@ Newcastle O2 Academy, March 19 2012

Hard work, dedication and professionalism don’t sit so easily with the image of a hedonistic rock n roll lifestyle but that’s exactly why Black Stone Cherry’s latest UK tour is sold out across the board.

This clean-living quartet might eschew drink, drugs and groupies (most of the time) in favour of commitment to the cause but it makes them no less endearing as modern-day hard rock heroes. 

And once they’re on stage, belting out some of the coolest choruses and riotous riffs on the live music circuit, there are few more mad, bad and dangerous bands on the planet.

Yet one concern for a Newcastle crowd that has always kept BSC close to its heart must have been the Jekyll and Hyde performance of frontman Chris Robertson.

His voice, when he used it, was as powerful and emotive as ever and yet the enduring look in his eyes screamed fatigue. Forced to miss a couple of dates in Germany earlier this month, these are clearly testing times for the glue that holds BSC together and the normally ebullient and abrasive Robertson was a worryingly subdued shadow of his normal self.

It is, however, testimony to one of the finest US imports seen on these shores for a decade that their singer’s atypically reserved display didn’t diminish another barnstorming show.

Robertson can afford to concentrate on hitting the right notes and little else when the whirling dervish that is John Fred Young and crackerjack guitar hero Ben Wells explode with such intoxicating energy. Drum solos are so often a cue to queue for the toilets but Young’s vibrant work demands attention and plaudits in equal measure. Wells, as always, looks like one crazy dude simply loving life.

Only three albums in and BSC’s setlist already sounds like a well-honed romp through decades of gut-wrenching Greatest Hits. Blind Man, Hell & High Water and Maybe Someday already wear the ‘classic’ tag while Blame It On The Boom Boom has morphed from album filler to floor filler in less than a year.

Things My Father Said is BSC at their brilliant best and the encore of Peace Is Free and Lonely Train trump anything else you’ll hear in 2012. Roberston looked a relieved man to get another sold-out show under his belt but there was only joy on the faces of those privileged to witness yet another exercise in rock n roll excellence from the peerless Kentucky crew.

In truth BSC needed to be at their very best playing hot on the heels of the rapidly-rising Rival Sons. Singer songwriter Jay Buchanan is from the Cormac Neeson/David Coverdale school of charismatic frontmen and took the chance to play in front of another huge Tyneside posse with both hands.

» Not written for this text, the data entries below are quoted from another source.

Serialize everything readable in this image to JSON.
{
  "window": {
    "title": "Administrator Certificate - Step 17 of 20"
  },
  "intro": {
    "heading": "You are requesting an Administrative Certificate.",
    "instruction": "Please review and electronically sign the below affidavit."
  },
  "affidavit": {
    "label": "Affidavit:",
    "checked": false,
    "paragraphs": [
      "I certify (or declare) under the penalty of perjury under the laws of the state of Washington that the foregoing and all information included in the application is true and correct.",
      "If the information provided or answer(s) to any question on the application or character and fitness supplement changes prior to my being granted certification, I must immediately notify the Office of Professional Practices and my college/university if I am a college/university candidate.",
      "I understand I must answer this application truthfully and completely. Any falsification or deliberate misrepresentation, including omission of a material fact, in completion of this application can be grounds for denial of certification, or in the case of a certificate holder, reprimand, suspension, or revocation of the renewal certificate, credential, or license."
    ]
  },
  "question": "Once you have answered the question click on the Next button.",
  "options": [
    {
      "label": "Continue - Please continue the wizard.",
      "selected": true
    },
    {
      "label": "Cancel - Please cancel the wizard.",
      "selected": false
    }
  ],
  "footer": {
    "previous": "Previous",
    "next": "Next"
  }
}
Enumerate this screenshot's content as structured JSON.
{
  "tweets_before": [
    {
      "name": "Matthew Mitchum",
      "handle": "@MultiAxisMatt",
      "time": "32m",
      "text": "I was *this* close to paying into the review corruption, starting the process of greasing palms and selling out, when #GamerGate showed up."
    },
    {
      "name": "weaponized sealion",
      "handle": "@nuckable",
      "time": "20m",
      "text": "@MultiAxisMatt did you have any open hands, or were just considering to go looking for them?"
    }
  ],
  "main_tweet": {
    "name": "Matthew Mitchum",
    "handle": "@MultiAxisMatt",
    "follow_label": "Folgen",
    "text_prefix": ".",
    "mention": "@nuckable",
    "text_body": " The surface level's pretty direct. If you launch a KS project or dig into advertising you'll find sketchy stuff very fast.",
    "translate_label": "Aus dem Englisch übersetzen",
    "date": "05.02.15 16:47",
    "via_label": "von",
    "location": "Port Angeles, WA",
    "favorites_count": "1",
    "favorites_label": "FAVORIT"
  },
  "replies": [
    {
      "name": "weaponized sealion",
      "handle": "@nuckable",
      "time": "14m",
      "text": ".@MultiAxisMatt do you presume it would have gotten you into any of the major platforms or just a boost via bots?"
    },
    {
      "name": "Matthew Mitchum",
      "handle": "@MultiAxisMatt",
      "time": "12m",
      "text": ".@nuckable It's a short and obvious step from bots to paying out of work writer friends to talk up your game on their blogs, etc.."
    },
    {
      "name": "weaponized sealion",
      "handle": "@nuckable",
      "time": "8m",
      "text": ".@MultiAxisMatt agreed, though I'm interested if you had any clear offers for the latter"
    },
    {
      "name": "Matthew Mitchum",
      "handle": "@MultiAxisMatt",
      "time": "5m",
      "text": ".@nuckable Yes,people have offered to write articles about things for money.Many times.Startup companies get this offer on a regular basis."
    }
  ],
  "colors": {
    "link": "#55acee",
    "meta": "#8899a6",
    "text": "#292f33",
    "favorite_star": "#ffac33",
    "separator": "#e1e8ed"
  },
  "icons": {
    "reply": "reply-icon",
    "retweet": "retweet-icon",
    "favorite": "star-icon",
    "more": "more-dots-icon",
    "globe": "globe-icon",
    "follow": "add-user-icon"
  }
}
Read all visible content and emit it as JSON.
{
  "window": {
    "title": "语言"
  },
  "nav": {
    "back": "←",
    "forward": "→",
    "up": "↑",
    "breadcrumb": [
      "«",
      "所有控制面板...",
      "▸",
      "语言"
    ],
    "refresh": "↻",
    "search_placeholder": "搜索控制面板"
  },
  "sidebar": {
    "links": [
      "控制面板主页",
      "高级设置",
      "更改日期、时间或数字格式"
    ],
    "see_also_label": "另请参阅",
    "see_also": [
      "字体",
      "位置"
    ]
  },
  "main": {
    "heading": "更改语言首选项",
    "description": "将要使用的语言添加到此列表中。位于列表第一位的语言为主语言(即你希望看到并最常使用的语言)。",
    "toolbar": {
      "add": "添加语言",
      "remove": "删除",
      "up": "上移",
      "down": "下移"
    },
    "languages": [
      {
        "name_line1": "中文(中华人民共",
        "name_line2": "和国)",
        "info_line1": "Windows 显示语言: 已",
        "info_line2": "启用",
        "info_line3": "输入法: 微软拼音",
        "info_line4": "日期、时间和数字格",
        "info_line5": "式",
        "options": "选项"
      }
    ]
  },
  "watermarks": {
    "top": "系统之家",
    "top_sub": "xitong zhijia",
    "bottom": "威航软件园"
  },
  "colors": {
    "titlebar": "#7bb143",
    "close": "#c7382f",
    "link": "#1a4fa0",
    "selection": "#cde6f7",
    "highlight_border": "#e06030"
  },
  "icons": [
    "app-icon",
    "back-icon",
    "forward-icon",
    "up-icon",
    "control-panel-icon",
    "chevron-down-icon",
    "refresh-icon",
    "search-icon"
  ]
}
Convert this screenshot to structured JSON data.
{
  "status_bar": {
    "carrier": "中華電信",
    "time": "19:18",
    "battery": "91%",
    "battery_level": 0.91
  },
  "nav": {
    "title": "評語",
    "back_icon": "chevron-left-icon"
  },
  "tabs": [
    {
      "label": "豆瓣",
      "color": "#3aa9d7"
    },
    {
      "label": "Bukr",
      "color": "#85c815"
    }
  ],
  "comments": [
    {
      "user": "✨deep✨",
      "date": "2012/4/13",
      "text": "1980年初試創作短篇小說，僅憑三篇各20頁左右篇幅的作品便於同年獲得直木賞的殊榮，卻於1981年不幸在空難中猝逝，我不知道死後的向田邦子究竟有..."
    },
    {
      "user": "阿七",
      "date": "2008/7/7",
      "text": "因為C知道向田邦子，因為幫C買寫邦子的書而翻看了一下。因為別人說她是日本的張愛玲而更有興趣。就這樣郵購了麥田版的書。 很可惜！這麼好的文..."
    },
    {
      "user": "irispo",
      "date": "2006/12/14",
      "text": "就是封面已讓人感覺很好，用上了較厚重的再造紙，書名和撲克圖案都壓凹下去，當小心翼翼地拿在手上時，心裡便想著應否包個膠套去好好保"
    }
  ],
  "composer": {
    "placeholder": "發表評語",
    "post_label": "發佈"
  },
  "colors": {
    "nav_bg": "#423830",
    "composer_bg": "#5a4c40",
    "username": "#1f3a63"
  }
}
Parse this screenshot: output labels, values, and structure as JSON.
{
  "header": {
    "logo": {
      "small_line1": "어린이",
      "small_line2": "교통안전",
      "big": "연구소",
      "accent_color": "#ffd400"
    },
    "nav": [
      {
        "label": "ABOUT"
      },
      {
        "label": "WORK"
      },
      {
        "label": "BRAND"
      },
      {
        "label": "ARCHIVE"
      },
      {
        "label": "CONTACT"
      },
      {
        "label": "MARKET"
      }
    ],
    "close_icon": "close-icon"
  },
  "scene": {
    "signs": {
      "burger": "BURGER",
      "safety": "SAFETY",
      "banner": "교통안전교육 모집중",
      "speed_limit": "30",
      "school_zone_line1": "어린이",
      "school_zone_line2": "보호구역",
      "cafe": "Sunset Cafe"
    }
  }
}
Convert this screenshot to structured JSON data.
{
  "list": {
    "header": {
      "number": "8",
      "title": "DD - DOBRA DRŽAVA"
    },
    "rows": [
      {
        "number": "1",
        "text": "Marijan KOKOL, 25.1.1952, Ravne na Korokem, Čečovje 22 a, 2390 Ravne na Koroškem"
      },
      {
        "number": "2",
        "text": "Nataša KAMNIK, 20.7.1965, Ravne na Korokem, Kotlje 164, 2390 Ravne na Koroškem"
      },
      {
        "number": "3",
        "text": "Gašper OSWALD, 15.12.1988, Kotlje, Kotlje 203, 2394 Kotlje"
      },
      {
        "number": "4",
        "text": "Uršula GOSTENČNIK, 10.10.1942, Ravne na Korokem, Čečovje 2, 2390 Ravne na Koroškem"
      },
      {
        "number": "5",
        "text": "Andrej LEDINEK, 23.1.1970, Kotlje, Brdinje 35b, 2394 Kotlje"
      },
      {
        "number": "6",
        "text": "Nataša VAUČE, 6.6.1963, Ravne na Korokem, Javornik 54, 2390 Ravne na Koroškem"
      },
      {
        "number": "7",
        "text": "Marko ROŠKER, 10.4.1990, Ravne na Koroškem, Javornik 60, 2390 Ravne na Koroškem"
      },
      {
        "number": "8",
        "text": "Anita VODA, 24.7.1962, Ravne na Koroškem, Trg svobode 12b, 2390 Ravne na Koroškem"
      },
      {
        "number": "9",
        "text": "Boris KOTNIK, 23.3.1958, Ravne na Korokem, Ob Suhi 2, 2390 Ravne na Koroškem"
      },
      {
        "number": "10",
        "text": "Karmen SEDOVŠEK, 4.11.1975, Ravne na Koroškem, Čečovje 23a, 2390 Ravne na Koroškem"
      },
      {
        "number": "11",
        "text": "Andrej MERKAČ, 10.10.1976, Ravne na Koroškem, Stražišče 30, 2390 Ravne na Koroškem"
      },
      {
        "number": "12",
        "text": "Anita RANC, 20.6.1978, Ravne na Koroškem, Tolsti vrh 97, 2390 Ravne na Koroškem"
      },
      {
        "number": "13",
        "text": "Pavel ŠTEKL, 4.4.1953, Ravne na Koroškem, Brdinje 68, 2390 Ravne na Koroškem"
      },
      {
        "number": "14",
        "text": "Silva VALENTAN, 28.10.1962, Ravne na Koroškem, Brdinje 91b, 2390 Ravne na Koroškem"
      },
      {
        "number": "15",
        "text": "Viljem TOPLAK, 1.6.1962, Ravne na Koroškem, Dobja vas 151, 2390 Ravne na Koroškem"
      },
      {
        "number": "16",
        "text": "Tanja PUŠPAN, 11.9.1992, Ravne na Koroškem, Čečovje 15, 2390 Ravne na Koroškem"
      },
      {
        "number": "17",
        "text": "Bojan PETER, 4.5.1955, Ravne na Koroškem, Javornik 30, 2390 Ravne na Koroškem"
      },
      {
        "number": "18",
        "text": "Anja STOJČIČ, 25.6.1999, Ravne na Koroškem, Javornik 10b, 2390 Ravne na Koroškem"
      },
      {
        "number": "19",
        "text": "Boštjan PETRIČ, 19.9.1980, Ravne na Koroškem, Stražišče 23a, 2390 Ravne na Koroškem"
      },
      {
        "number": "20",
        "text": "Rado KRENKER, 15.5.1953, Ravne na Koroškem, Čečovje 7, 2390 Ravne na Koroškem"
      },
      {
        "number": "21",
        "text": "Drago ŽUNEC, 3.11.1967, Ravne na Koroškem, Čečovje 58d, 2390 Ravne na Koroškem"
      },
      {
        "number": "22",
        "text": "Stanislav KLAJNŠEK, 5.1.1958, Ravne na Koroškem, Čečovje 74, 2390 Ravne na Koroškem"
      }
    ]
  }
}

A vocal range wider than the Pennines, coupled with an easy manner in between tunes, ensured an instantaneous connection with the BSC-heavy crowd. Far removed from the headliner’s post-grunge heavy rock, the Sons mix 70s-soaked classic rock with West Coast cool to create a sound tailor-made made for the UK’s more discerning music followers.

The rhythmic lure of Pressure & Time, the title track from their re-released debut long player, will draw in new fans for years to come and cannily allows each member of a multi-talented band to prove their live credentials.

Delivered with an off-the-cuff charm in the style of a garage jam there is, nevertheless, a steely determination underpinning everything Rival Sons do right now. Like BSC before them these all-American heroes will only get better and you’d be mad to miss out on the ride.